Principals use ‘learning walks’ to support shift to ‘science of reading’
One of the key characteristics of an effective principal, as detailed in the research, is their ability to support their teachers on instructional strategies.
Murfreesboro’s main intervention with principals on that front was training them on how to do an observational learning walk in their school. The purpose of the walk is to observe how teachers enact the curriculum in action and give teachers granular feedback on specific instructional decisions.
Each observation could target something different. For instance, if a class is supposed to work on decoding, principals must look for specific signs: Are the students sounding out words? Are they manipulating letter sounds? Are they encoding—writing the letters and words down? On their learning walks, principals need to pay special attention to the sequence of the lessons—decoding letters, for instance, generally comes before writing, and alongside knowledge building.
Learning walks also highlight where teachers have let old habits slip back.
“I don’t think it’s intentional. Teachers had their first training back in 2021. There is a tendency to go back to what’s comfortable,” Daugherty said. “We noticed on our walks that teachers weren’t spending two to three minutes manipulating sounds at the start of their class, like they’re supposed to.”
That accountability component is critical and can distinguish what principals bring to the table that’s different from what informal coaches do, said Freitag.
Principals may leave it up to the coaches to observe and tweak instructional strategies. Ultimately, though, coaches are not evaluators. The principal holds that responsibility, said Freitag. “For teachers, [it’s like] a mom and dad effect.”
Districts must support principals’ efforts on reading
Four years into implementing the new curriculum, Murfreesboro’s literacy network is pulling back from its schools, and has put principals in charge of the whole operation.
The pullback will be a meaningful change for the principals, who until now have relied heavily on Daugherty or her colleagues to be physically present in the schools, and by their side, on the learning walks.
The district wants principals to run the learning walks, give teachers feedback, and direct them to more training if required—a delicate balance toggling between their roles as managers and instructional leaders.

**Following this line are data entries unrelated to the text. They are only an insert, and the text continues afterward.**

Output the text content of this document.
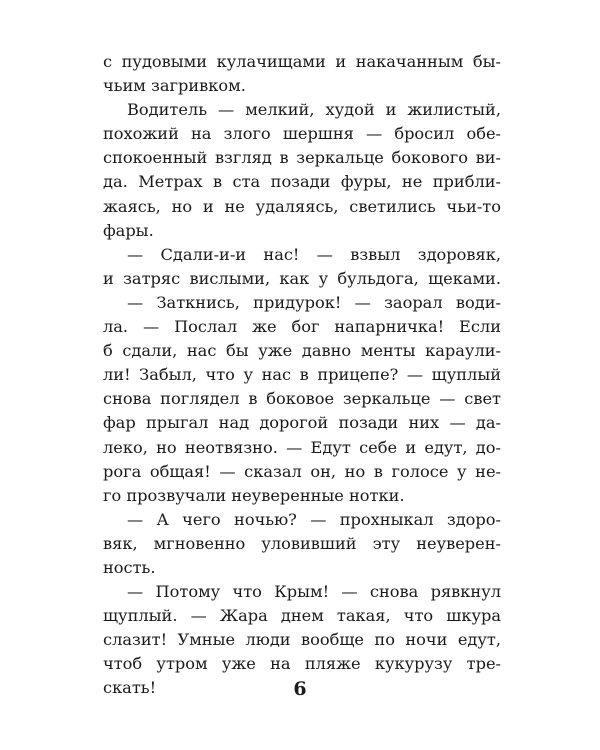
с пудовыми кулачищами и накачанным бы-
чьим загривком.
Водитель — мелкий, худой и жилистый,
похожий на злого шершня — бросил обе-
спокоенный взгляд в зеркальце бокового ви-
да. Метрах в ста позади фуры, не прибли-
жаясь, но и не удаляясь, светились чьи-то
фары.
— Сдали-и-и нас! — взвыл здоровяк,
и затряс вислыми, как у бульдога, щеками.
— Заткнись, придурок! — заорал води-
ла. — Послал же бог напарничка! Если
б сдали, нас бы уже давно менты караули-
ли! Забыл, что у нас в прицепе? — щуплый
снова поглядел в боковое зеркальце — свет
фар прыгал над дорогой позади них — да-
леко, но неотвязно. — Едут себе и едут, до-
рога общая! — сказал он, но в голосе у не-
го прозвучали неуверенные нотки.
— А чего ночью? — прохныкал здоро-
вяк, мгновенно уловивший эту неуверен-
ность.
— Потому что Крым! — снова рявкнул
щуплый. — Жара днем такая, что шкура
слазит! Умные люди вообще по ночи едут,
чтоб утром уже на пляже кукурузу тре-
скать!	6
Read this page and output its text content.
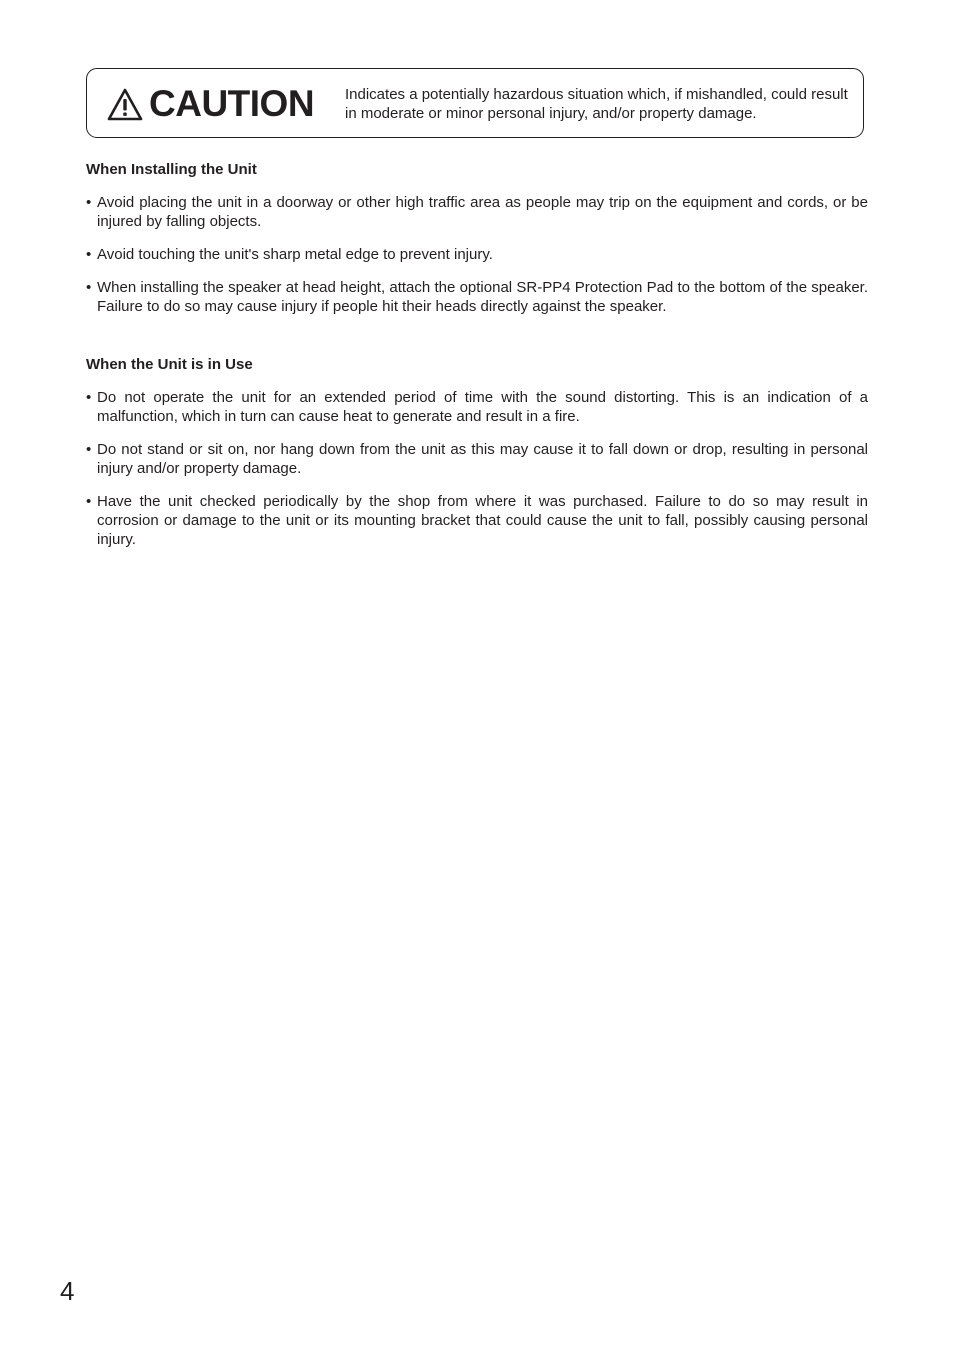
CAUTION Indicates a potentially hazardous situation which, if mishandled, could result in moderate or minor personal injury, and/or property damage.
When Installing the Unit
• Avoid placing the unit in a doorway or other high traffic area as people may trip on the equipment and cords, or be injured by falling objects.
• Avoid touching the unit's sharp metal edge to prevent injury.
• When installing the speaker at head height, attach the optional SR-PP4 Protection Pad to the bottom of the speaker. Failure to do so may cause injury if people hit their heads directly against the speaker.
When the Unit is in Use
• Do not operate the unit for an extended period of time with the sound distorting. This is an indication of a malfunction, which in turn can cause heat to generate and result in a fire.
• Do not stand or sit on, nor hang down from the unit as this may cause it to fall down or drop, resulting in personal injury and/or property damage.
• Have the unit checked periodically by the shop from where it was purchased. Failure to do so may result in corrosion or damage to the unit or its mounting bracket that could cause the unit to fall, possibly causing personal injury.
4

But as principals grow in their confidence and take on more responsibility for getting the work done, they’ll still need ongoing guidance. Jennette’s former role as a principal informs her new one, as the district’s instructional lead, a role she just stepped into this year. She now meets with the school leaders three times a month and spends at least an hour discussing their school improvement plans and schools’ literacy scores.

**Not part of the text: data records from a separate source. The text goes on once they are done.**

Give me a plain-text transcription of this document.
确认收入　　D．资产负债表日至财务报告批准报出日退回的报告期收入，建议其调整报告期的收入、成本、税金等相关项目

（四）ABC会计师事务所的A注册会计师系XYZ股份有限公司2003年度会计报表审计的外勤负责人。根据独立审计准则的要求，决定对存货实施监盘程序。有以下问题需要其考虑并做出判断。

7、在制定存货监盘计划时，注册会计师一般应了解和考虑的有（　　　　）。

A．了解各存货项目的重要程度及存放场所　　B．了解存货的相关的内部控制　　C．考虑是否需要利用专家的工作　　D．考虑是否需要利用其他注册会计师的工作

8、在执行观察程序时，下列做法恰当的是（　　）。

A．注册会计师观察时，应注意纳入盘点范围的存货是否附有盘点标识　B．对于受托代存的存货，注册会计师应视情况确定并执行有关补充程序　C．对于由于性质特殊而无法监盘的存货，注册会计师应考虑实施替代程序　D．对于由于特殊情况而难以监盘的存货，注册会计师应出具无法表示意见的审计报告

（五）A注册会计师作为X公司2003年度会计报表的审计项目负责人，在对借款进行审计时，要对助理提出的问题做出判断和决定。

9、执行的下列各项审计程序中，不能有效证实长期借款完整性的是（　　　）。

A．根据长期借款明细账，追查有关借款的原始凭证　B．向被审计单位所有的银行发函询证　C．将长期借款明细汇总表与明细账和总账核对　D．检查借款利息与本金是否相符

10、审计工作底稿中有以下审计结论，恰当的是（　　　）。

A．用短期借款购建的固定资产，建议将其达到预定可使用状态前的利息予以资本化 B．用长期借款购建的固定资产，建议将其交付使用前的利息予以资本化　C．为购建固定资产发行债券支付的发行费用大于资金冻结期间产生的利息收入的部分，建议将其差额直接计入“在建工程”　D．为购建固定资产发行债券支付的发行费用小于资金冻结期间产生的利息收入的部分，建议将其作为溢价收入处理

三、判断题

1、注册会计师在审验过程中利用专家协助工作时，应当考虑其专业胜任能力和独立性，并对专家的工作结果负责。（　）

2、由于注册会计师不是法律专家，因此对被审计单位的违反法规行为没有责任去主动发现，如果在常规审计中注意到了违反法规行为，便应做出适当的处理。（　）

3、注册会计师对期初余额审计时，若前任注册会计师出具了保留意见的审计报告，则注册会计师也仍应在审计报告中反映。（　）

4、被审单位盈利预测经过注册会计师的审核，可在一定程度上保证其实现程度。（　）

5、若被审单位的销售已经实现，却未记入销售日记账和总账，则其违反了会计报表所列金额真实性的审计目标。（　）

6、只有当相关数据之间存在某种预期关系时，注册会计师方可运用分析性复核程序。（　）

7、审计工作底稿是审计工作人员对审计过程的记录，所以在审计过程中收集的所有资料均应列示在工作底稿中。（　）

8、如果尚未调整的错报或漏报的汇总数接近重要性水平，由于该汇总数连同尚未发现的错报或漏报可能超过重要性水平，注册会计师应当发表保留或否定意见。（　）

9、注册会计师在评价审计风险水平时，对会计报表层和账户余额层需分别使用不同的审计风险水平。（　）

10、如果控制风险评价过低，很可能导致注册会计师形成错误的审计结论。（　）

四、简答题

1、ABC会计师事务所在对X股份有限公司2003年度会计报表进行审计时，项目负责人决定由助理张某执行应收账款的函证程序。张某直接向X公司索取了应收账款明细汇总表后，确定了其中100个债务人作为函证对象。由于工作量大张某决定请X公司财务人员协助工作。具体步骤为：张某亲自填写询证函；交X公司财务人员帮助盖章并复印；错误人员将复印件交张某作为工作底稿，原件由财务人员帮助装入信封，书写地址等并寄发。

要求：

Small or large, her new job is to support the instructional team that principals put together. This kind of support is best given, said Freitag, when it’s coupled with on-site visits to schools as principals observe and give their feedback, instead of delivered as one-off PD meetings.
Best practices for principals who lead change in reading are still emerging. Freitag’s organization has recently concluded a 17-district survey to pin down more exactly what that role should look like. That research is forthcoming.
I’ve learned that you must take yourself out of the moment. Keep one eye on what’s being taught, and the other on how it meets the standards. It takes a long time to become proficient.
It can’t come fast enough for principals like Messick, who will begin the next school term with a new reading curriculum.
For now, Messick’s counting on his previous experience.
“I’ve learned that you must take yourself out of the moment. Keep one eye on what’s being taught, and the other on how it meets the [state’s] standards,” he said."It takes a long time to become proficient.”